| What is too outlandish to you is not too outlandish to others. Some believe the 9/11 attacks were orchestrated by the CIA. Some believe the earth is flat. Some believe a Nigerian prince got their email address from their dead friend’s cousin’s mother’s embassy and is about to send them a billion dollars. How can you be so totally confident that your own bullshit meter is accurate? Why do you think your confidence in your own ability to decipher fact from fiction is any different than people who believe complete bullshit? If your main objection to censorship is that it is used to hide the truth, why don’t you object equally to people with megaphones intentionally flooding the zone with shit and distributors that enable that behaviour?
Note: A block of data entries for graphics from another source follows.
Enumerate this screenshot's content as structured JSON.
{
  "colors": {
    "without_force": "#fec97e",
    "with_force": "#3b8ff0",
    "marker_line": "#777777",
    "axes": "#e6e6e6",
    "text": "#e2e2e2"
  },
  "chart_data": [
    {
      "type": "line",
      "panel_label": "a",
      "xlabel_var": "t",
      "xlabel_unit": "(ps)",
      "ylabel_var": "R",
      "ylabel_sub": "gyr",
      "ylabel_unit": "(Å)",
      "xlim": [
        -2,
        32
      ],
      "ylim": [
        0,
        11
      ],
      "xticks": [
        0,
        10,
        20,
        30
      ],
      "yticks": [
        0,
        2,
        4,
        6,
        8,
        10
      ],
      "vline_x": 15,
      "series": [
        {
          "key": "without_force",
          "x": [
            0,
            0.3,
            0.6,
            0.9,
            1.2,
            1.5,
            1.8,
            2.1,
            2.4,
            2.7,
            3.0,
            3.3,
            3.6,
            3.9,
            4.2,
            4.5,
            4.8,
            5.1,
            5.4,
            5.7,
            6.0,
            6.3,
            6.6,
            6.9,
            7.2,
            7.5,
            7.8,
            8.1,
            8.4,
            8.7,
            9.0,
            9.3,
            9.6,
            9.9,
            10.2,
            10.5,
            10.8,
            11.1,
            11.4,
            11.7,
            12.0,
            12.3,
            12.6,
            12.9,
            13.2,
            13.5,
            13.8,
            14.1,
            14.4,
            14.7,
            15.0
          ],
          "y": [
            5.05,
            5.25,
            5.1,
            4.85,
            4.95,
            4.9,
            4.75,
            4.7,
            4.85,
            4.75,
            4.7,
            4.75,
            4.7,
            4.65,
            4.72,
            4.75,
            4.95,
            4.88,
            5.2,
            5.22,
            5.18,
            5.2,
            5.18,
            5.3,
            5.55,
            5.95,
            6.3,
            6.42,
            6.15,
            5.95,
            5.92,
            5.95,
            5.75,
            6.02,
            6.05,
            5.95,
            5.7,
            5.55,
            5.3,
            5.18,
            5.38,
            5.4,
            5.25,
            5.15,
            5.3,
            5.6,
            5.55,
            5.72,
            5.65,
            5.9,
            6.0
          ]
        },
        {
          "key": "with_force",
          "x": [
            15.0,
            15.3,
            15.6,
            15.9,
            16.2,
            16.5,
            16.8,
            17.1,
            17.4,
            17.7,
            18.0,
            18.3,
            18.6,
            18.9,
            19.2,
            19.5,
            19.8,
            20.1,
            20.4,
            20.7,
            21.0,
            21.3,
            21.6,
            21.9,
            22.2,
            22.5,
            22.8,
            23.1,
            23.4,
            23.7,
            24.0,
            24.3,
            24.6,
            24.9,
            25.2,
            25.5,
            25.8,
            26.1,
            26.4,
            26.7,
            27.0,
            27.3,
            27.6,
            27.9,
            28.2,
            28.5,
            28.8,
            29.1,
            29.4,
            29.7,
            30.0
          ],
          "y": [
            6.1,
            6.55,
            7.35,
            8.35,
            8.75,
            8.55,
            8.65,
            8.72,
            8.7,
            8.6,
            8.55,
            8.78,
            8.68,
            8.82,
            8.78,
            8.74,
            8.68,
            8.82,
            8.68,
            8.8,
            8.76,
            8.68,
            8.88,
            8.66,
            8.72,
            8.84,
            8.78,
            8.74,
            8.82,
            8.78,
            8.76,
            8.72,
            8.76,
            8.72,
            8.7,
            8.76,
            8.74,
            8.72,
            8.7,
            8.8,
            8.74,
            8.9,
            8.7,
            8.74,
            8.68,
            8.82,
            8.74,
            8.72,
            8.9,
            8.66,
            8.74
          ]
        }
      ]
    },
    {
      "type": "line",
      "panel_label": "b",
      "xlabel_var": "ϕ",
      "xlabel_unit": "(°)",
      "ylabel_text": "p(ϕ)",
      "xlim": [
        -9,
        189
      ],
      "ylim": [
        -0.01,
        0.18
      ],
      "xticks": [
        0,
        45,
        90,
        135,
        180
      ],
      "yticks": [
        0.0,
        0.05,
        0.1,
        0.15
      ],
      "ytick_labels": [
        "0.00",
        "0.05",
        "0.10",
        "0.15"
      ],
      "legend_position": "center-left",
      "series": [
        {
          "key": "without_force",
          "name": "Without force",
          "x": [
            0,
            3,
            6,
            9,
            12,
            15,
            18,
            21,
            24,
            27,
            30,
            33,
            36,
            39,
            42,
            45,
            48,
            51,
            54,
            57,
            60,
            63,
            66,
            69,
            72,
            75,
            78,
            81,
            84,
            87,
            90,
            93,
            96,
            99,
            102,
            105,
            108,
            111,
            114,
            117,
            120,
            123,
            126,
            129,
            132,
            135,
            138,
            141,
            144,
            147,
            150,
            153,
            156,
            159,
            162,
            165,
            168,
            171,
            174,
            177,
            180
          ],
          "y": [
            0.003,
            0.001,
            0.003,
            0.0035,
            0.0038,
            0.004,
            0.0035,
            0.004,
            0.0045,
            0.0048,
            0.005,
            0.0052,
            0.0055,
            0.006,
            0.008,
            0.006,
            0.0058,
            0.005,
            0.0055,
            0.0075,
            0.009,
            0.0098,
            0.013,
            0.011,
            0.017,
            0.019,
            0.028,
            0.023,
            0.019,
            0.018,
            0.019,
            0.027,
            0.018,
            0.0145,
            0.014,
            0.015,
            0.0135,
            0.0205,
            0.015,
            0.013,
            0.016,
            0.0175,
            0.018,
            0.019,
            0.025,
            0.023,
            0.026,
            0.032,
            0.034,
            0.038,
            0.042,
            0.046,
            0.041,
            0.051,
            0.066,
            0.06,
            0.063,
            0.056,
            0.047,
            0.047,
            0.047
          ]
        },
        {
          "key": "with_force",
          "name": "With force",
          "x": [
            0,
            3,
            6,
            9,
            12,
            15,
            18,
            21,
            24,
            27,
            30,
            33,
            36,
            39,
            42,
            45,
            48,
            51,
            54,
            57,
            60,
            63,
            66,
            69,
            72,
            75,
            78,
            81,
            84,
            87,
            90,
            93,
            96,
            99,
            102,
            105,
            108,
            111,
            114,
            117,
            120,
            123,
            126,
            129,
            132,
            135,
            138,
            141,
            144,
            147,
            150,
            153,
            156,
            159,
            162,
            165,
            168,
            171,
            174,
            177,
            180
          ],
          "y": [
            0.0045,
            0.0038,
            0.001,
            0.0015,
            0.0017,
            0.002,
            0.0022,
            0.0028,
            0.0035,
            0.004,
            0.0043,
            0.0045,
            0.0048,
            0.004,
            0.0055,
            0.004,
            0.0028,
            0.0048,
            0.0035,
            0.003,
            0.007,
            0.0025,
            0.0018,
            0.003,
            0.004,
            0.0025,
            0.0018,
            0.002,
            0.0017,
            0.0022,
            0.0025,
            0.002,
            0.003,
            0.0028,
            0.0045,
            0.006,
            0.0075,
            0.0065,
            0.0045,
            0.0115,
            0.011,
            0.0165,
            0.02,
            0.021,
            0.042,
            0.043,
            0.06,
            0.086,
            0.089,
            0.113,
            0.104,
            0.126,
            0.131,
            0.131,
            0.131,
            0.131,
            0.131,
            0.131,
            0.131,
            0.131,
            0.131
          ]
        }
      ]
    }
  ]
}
Just as the left–right political spectrum is actually more of a circle than a straight line, it seems to me that the spectrum of censorship vs free speech is also a circle. A bad actor may obfuscate truth through censorship; a bad actor may also obfuscate truth through massive volumes of misinformation. The latter is what is happening here. It’s a denial of service attack on human brains, and like a DoS attack, the only way to weather it is to filter the malicious traffic—you can’t just add capacity in the form of “good counterpoints” since human brains can’t scale like that. |
That analogy is simply incorrect. You can spend your life on YouTube watching cat videos, no conspiracy theory in sight. Nobody can force you to watch their video on YouTube. So nobody has a megaphone in YouTube. Only YouTube itself has the megaphone, they can choose what to push to people.
It is NOT TV where you have a single stream that everybody watched, and if you insert shit, everybody watches it.